Damco shifts to river route for Bangladesh cargo

Damco shifts to river route for Bangladesh cargo

The Dhaka River Terminal is becoming a critical link in supply chains in Bangladesh.

Taking a cue from sister liner unit Safmarine, the Maersk Group’s freight forwarding arm Damco is using river transport to move freight to and from the port of Chittagong, Bangladesh’s main international maritime gateway.

Damco in a trade announcement said as part of its end-to-end freight forwarding service, exports goods are consolidated into full container loads in Dhaka and then barged down to Chittagong. This alternative mode of transport is helping to cut transportation costs and ease pressure on road networks between Dhaka and Chittagong, according to the statement.

“With Bangladesh being the second-largest exporter of ready-made garments in the world, this service would particularly benefit retailers in export-import trade,” Damco said. “The utilization of this new mode of transport has the potential to further enhance growth in the export-import trade of Bangladesh.”

Additionally, to mitigate equipment trade imbalance issues in the country, Damco is routing all imports through the Dhaka River Terminal, which includes the Pangaon Inland Container Terminal (PICT) and the SAPL River Terminal, from where empty containers are used for exports. The inland location has a combined capacity of over 200,000 TEU.

The company said its supply chain solutions are in line with the Bangladesh government’s river transport development program meant to tackle congestion caused by truck movements on the Dhaka-Chittagong highway.

“Most of the factories are present in Dhaka, whereas the Chittagong port handles more than 90 percent of Bangladesh’s export-import volumes.
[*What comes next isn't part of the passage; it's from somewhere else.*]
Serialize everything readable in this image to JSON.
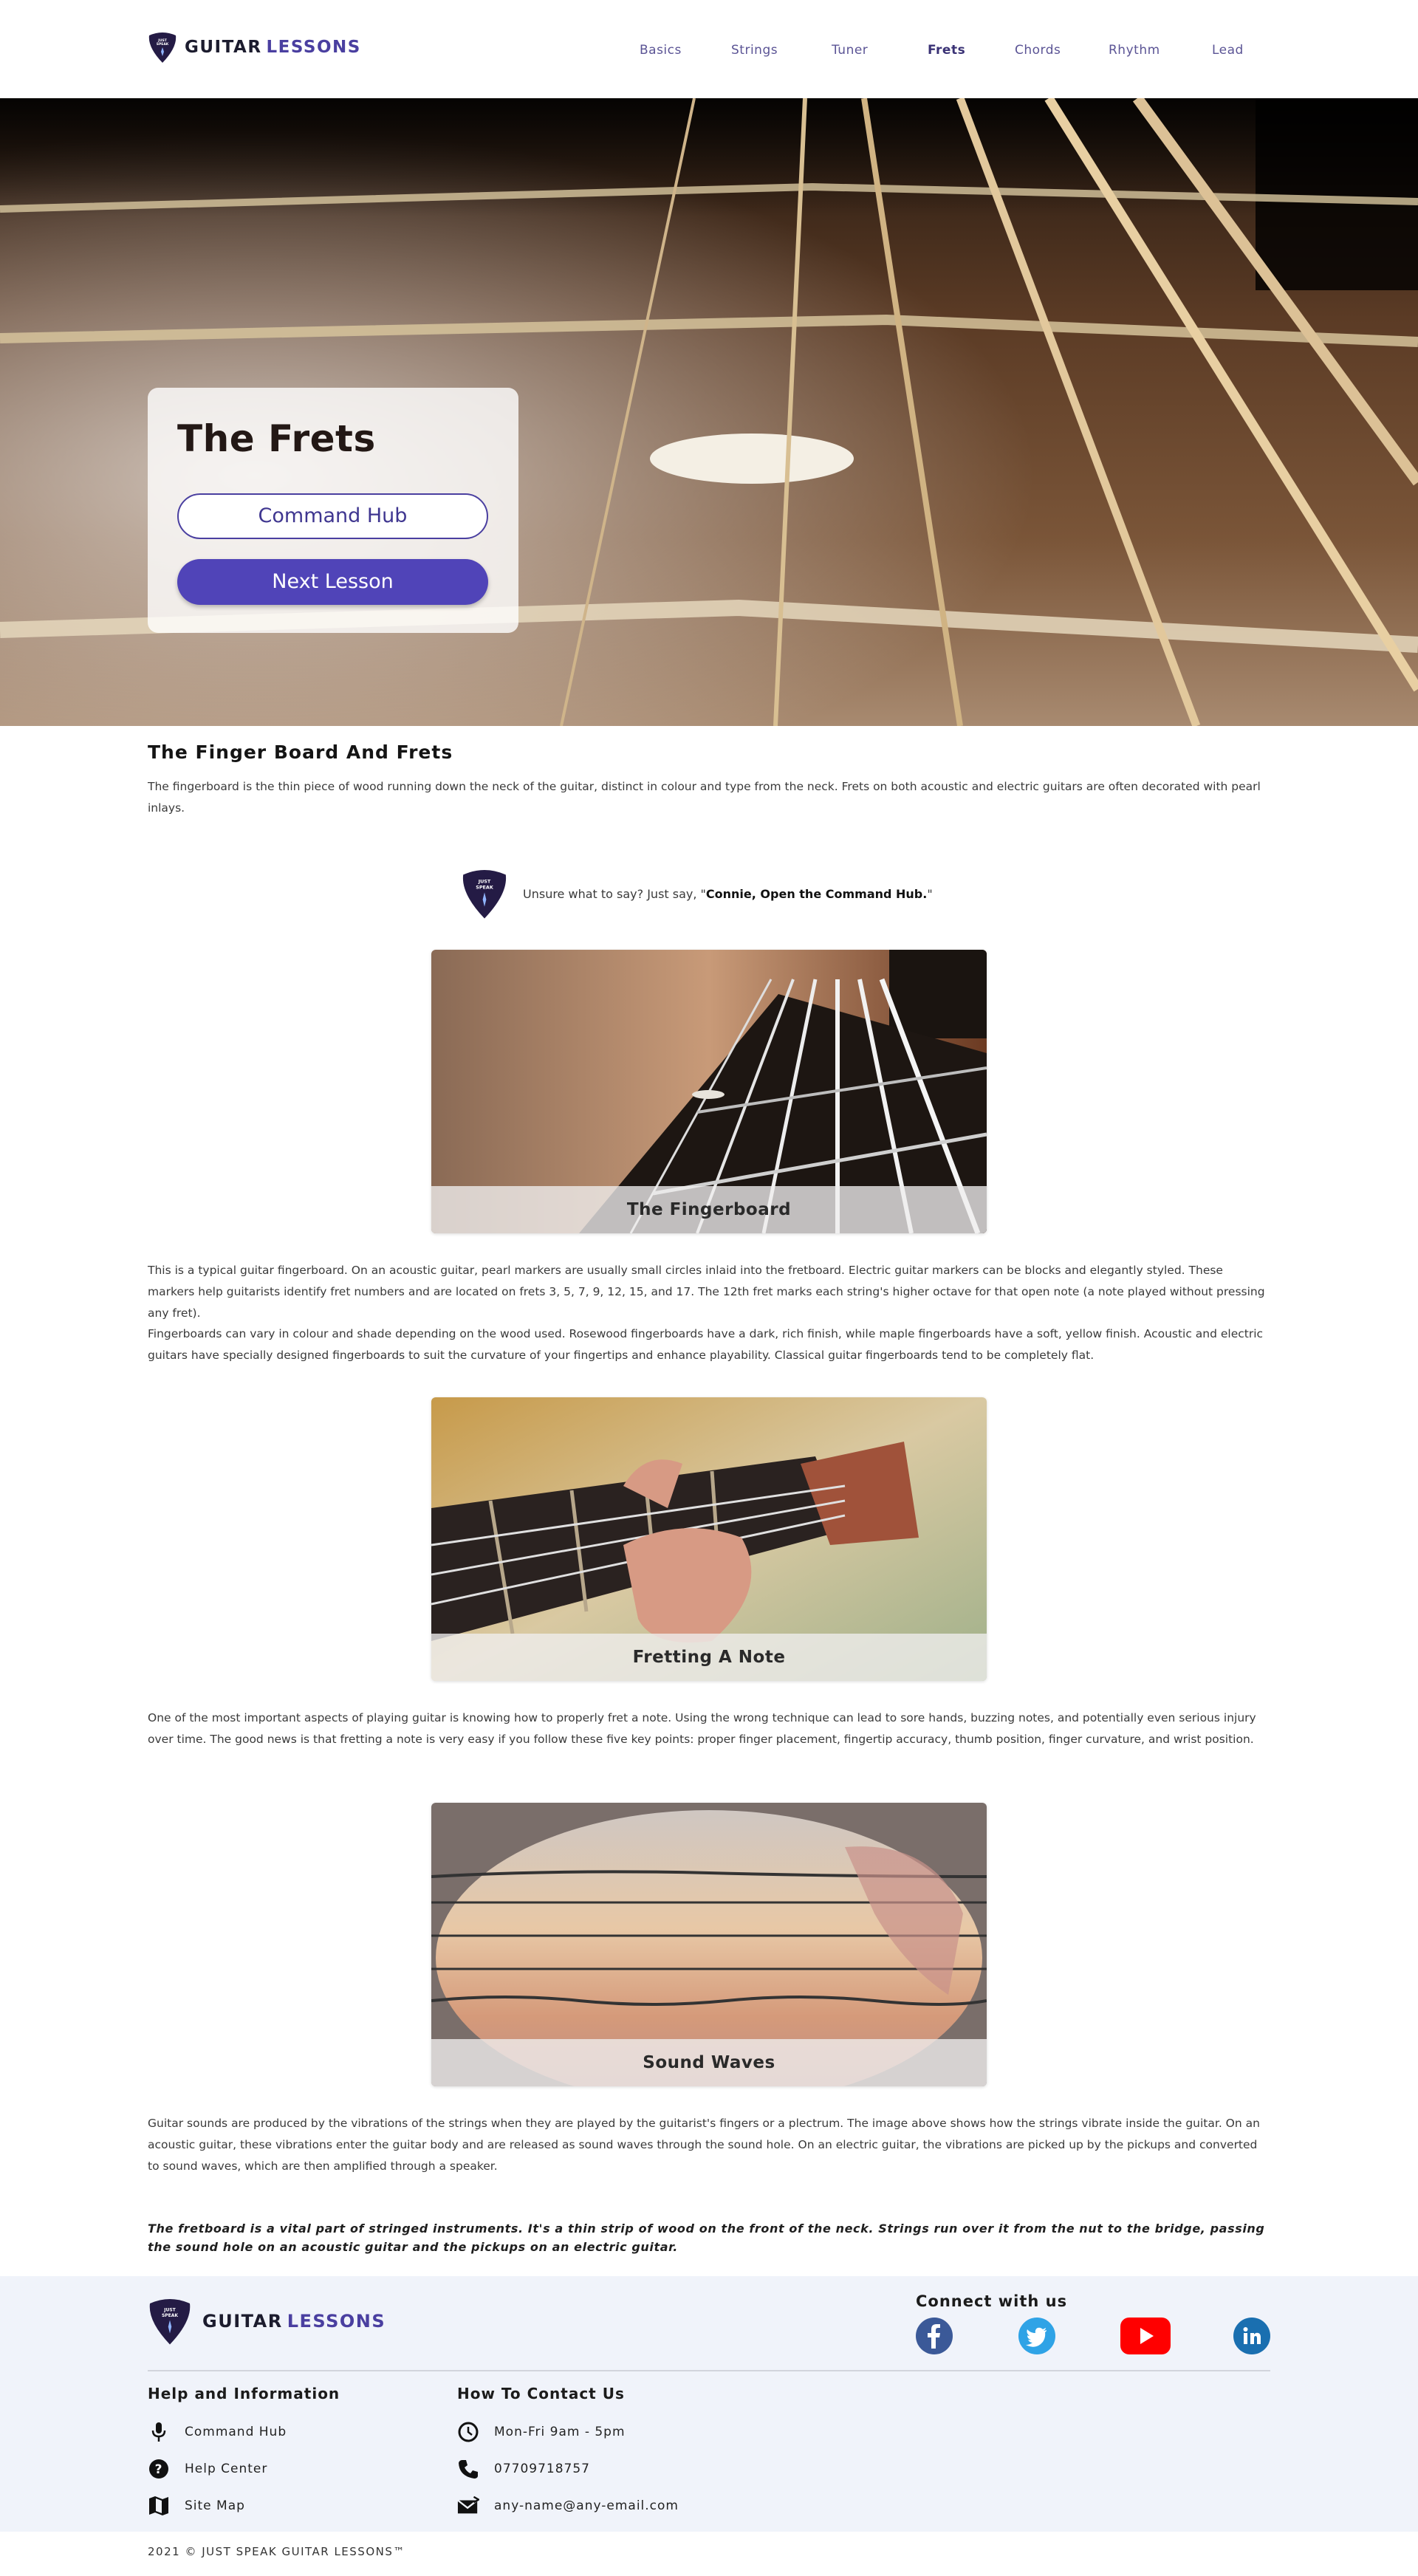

In the wake of double digit growth in containerized traffic, there is immense pressure on the road infrastructure between Dhaka and Chittagong,” Damco Area CEO Vishal Sharma told JOC.com.

Sharma said Damco remains committed to further improving its supply chain efficiency, and would continue to “innovate and introduce new products to service the trade in Bangladesh.”

Safmarine previously said it is using “river sea” category vessels to transport exports out of PICT rather than overland transportation fraught with long delays and heavy extra costs to shippers. Its river freight mode is reported to have a transit time of 48 hours from PICT to Chittagong.

The Danish group’s interest in coastal transport could prove a boon to short-sea ship operators looking to add feeder connections between India’s east coast cargo terminals and small ports in Bangladesh on the back of renewed “inland water transit and trade” cooperation between the two nations.

Chittagong’s throughput increased 16 percent year-over-year to 2.3 million TEU in 2016. Congestion and vessel backups consistently plague the port because of landside infrastructure constraints, limited yard space, and equipment shortages. Those issues worsen during Ramadan and the Eid al Fitr festivities that typically take place between June and September.